Ich ächze nur, immer noch sehnsüchtig nach weiteren fünf Minuten Schlaf. Anschließend verlässt meine Mutter mein Zimmer. Ich hebe das Kissen von meinem Gesicht und spüre augenblicklich die Sonnenstrahlen auf einer Gesichtshälfte, wodurch ich meine Augen reflexartig schließe.
Meine Abneigung morgens früh aufzustehen wird sich wohl niemals ändern. Erneut ein weiteres Jahr, welches mit dem Aufnehmen überflüssiger Informationen vergehen wird.

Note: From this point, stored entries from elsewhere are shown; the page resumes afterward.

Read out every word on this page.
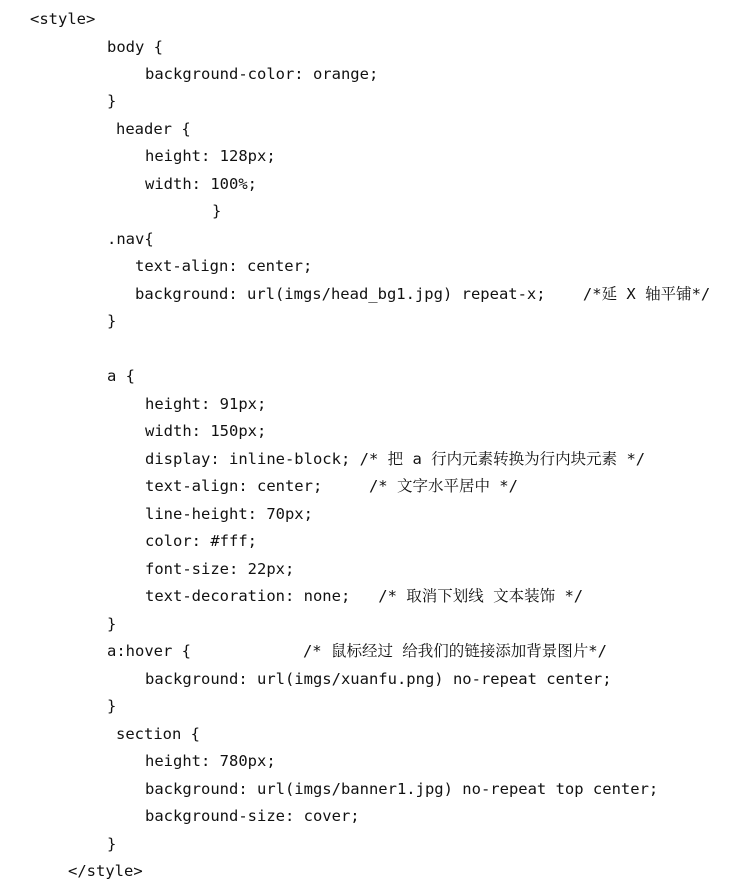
<style>
body {
background-color: orange;
}
header {
height: 128px;
width: 100%;
}
.nav{
text-align: center;
background: url(imgs/head_bg1.jpg) repeat-x;    /*延 X 轴平铺*/
}
a {
height: 91px;
width: 150px;
display: inline-block; /* 把 a 行内元素转换为行内块元素 */
text-align: center;     /* 文字水平居中 */
line-height: 70px;
color: #fff;
font-size: 22px;
text-decoration: none;   /* 取消下划线 文本装饰 */
}
a:hover {            /* 鼠标经过 给我们的链接添加背景图片*/
background: url(imgs/xuanfu.png) no-repeat center;
}
section {
height: 780px;
background: url(imgs/banner1.jpg) no-repeat top center;
background-size: cover;
}
</style>
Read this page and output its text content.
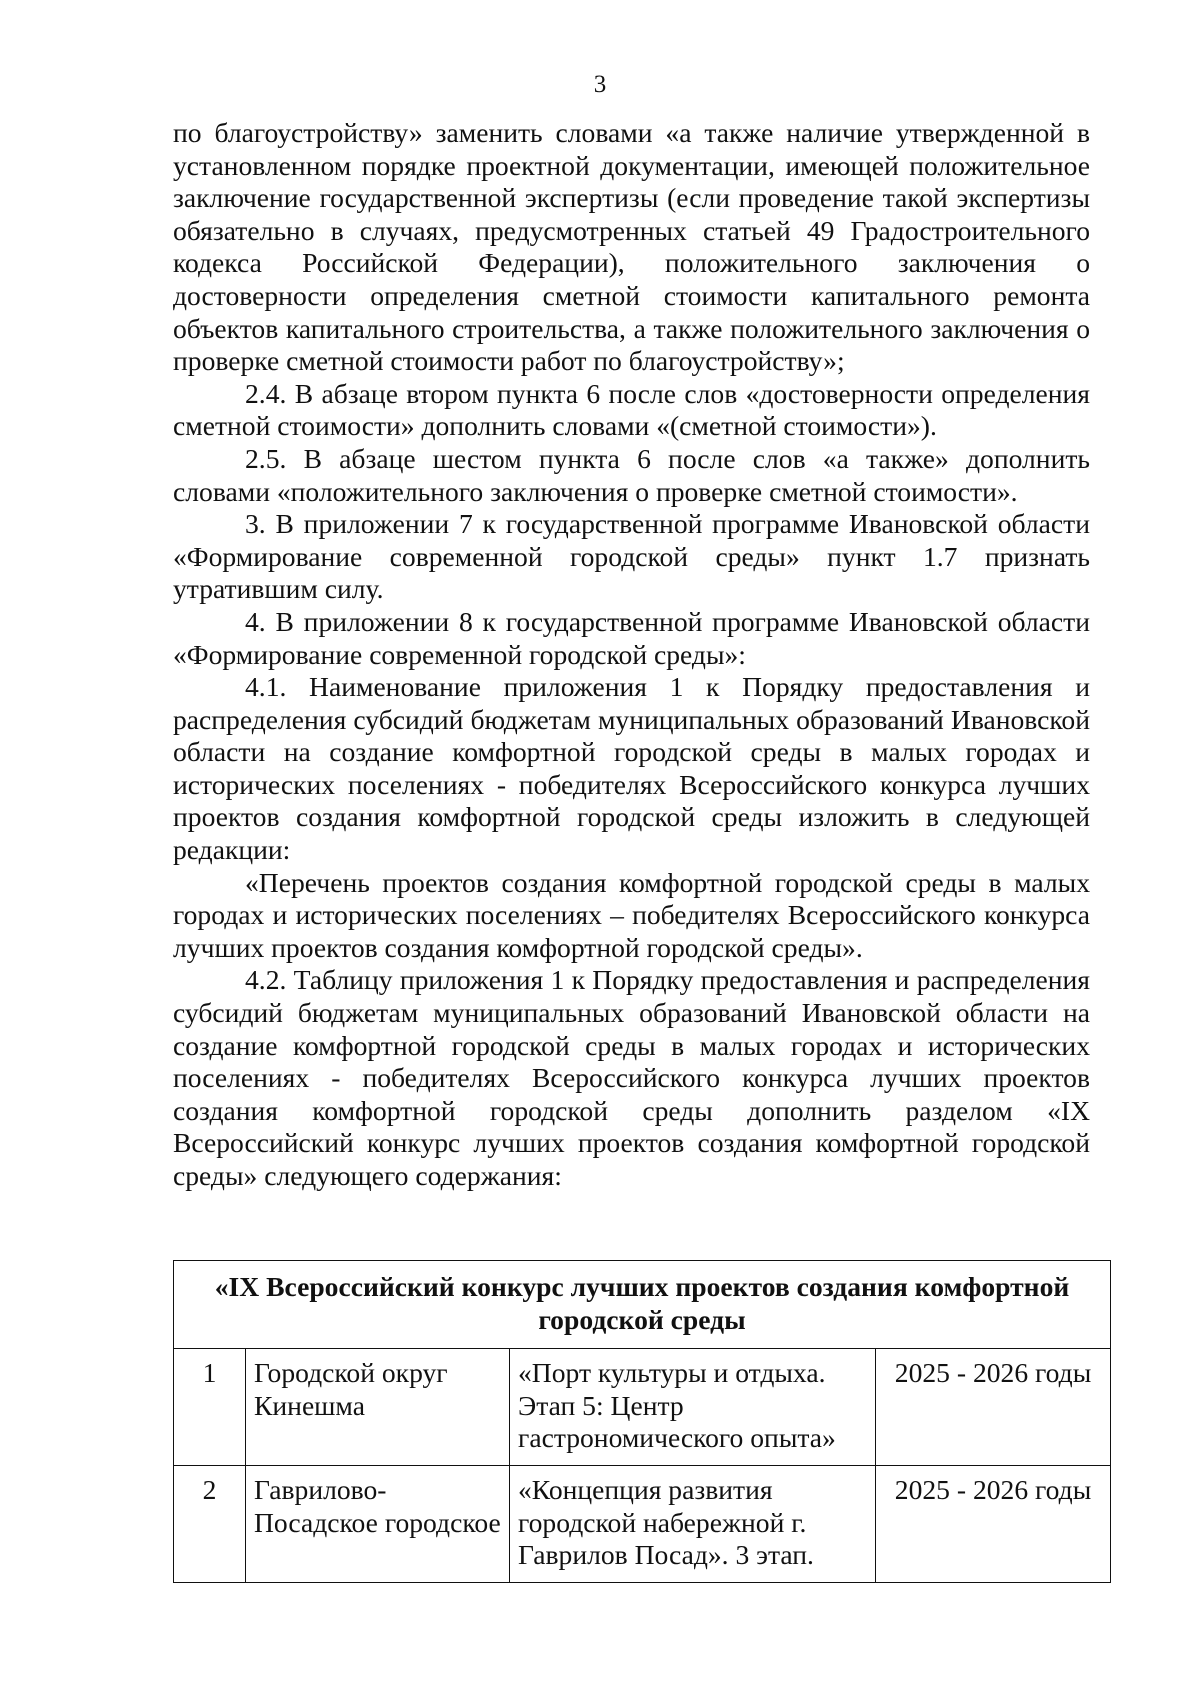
3

по благоустройству» заменить словами «а также наличие утвержденной в установленном порядке проектной документации, имеющей положительное заключение государственной экспертизы (если проведение такой экспертизы обязательно в случаях, предусмотренных статьей 49 Градостроительного кодекса Российской Федерации), положительного заключения о достоверности определения сметной стоимости капитального ремонта объектов капитального строительства, а также положительного заключения о проверке сметной стоимости работ по благоустройству»;

2.4. В абзаце втором пункта 6 после слов «достоверности определения сметной стоимости» дополнить словами «(сметной стоимости»).

2.5. В абзаце шестом пункта 6 после слов «а также» дополнить словами «положительного заключения о проверке сметной стоимости».

3. В приложении 7 к государственной программе Ивановской области «Формирование современной городской среды» пункт 1.7 признать утратившим силу.

4. В приложении 8 к государственной программе Ивановской области «Формирование современной городской среды»:

4.1. Наименование приложения 1 к Порядку предоставления и распределения субсидий бюджетам муниципальных образований Ивановской области на создание комфортной городской среды в малых городах и исторических поселениях - победителях Всероссийского конкурса лучших проектов создания комфортной городской среды изложить в следующей редакции:

«Перечень проектов создания комфортной городской среды в малых городах и исторических поселениях – победителях Всероссийского конкурса лучших проектов создания комфортной городской среды».

4.2. Таблицу приложения 1 к Порядку предоставления и распределения субсидий бюджетам муниципальных образований Ивановской области на создание комфортной городской среды в малых городах и исторических поселениях - победителях Всероссийского конкурса лучших проектов создания комфортной городской среды дополнить разделом «IX Всероссийский конкурс лучших проектов создания комфортной городской среды» следующего содержания:

«IX Всероссийский конкурс лучших проектов создания комфортной городской среды			
1	Городской округ Кинешма	«Порт культуры и отдыха. Этап 5: Центр гастрономического опыта»	2025 - 2026 годы
2	Гаврилово-Посадское городское	«Концепция развития городской набережной г. Гаврилов Посад». 3 этап.	2025 - 2026 годы
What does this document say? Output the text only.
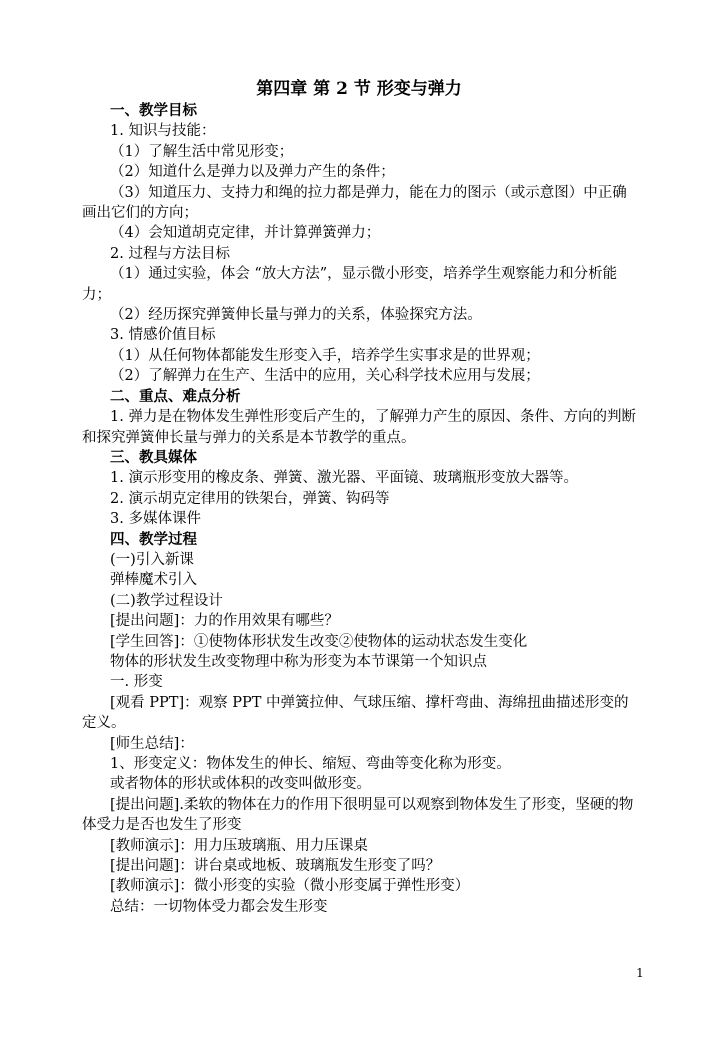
第四章 第 2 节 形变与弹力

一、教学目标

1. 知识与技能：

（1）了解生活中常见形变；

（2）知道什么是弹力以及弹力产生的条件；

（3）知道压力、支持力和绳的拉力都是弹力，能在力的图示（或示意图）中正确画出它们的方向；

（4）会知道胡克定律，并计算弹簧弹力；

2. 过程与方法目标

（1）通过实验，体会 “放大方法”，显示微小形变，培养学生观察能力和分析能力；

（2）经历探究弹簧伸长量与弹力的关系，体验探究方法。

3. 情感价值目标

（1）从任何物体都能发生形变入手，培养学生实事求是的世界观；

（2）了解弹力在生产、生活中的应用，关心科学技术应用与发展；

二、重点、难点分析

1. 弹力是在物体发生弹性形变后产生的，了解弹力产生的原因、条件、方向的判断和探究弹簧伸长量与弹力的关系是本节教学的重点。

三、教具媒体

1. 演示形变用的橡皮条、弹簧、激光器、平面镜、玻璃瓶形变放大器等。

2. 演示胡克定律用的铁架台，弹簧、钩码等

3. 多媒体课件

四、教学过程

(一)引入新课

弹棒魔术引入

(二)教学过程设计

[提出问题]：力的作用效果有哪些？

[学生回答]：①使物体形状发生改变②使物体的运动状态发生变化

物体的形状发生改变物理中称为形变为本节课第一个知识点

一. 形变

[观看 PPT]：观察 PPT 中弹簧拉伸、气球压缩、撑杆弯曲、海绵扭曲描述形变的定义。

[师生总结]：

1、形变定义：物体发生的伸长、缩短、弯曲等变化称为形变。

或者物体的形状或体积的改变叫做形变。

[提出问题].柔软的物体在力的作用下很明显可以观察到物体发生了形变，坚硬的物体受力是否也发生了形变

[教师演示]：用力压玻璃瓶、用力压课桌

[提出问题]：讲台桌或地板、玻璃瓶发生形变了吗？

[教师演示]：微小形变的实验（微小形变属于弹性形变）

总结：一切物体受力都会发生形变

1
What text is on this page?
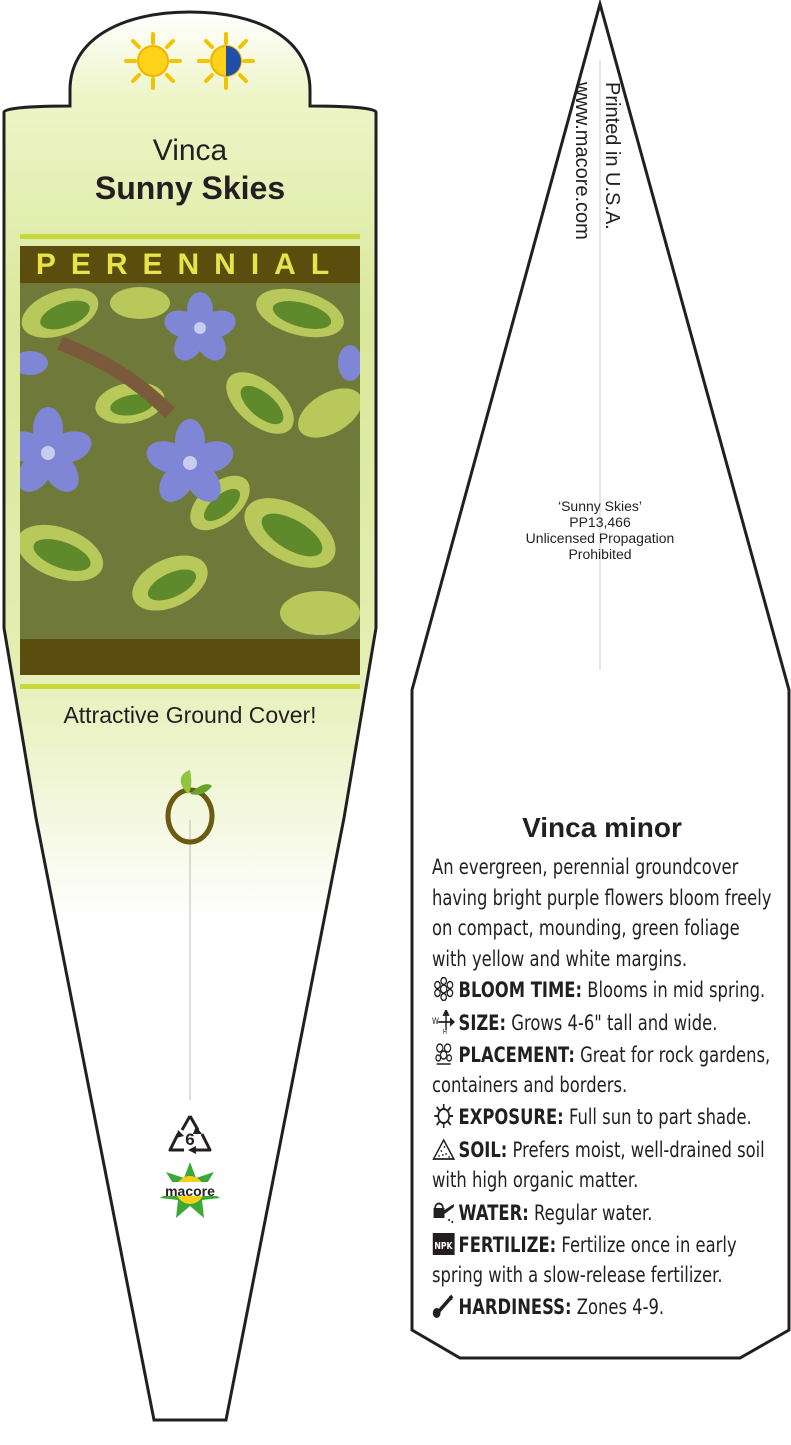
Vinca
Sunny Skies
PERENNIAL
Attractive Ground Cover!
6
macore
Printed in U.S.A.
www.macore.com
‘Sunny Skies’
PP13,466
Unlicensed Propagation
Prohibited
Vinca minor
An evergreen, perennial groundcover having bright purple flowers bloom freely on compact, mounding, green foliage with yellow and white margins.
BLOOM TIME: Blooms in mid spring.
W
H SIZE: Grows 4-6" tall and wide.
PLACEMENT: Great for rock gardens,
containers and borders.
EXPOSURE: Full sun to part shade.
SOIL: Prefers moist, well-drained soil
with high organic matter.
WATER: Regular water.
NPK FERTILIZE: Fertilize once in early
spring with a slow-release fertilizer.
HARDINESS: Zones 4-9.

Als wäre es nicht möglich sofort die Berechtigung zu bekommen an der Universität zu studieren, um in jungen Jahren gleich die gewünschte Berufung ausüben zu können Aber natürlich ist zuvor eine zwölfjährige Schullaufbahn von Nöten. In meinen Augen eine reine Zeitverschwendung.
Angezogen und teilweise motiviert verlasse ich mein Zimmer. Aus der Küche ist Gelächter zu hören und wissend betrete ich den Raum. Dort sitzt Ayla, die erneut in ein Gespräch mit meiner Mutter vertieft ist.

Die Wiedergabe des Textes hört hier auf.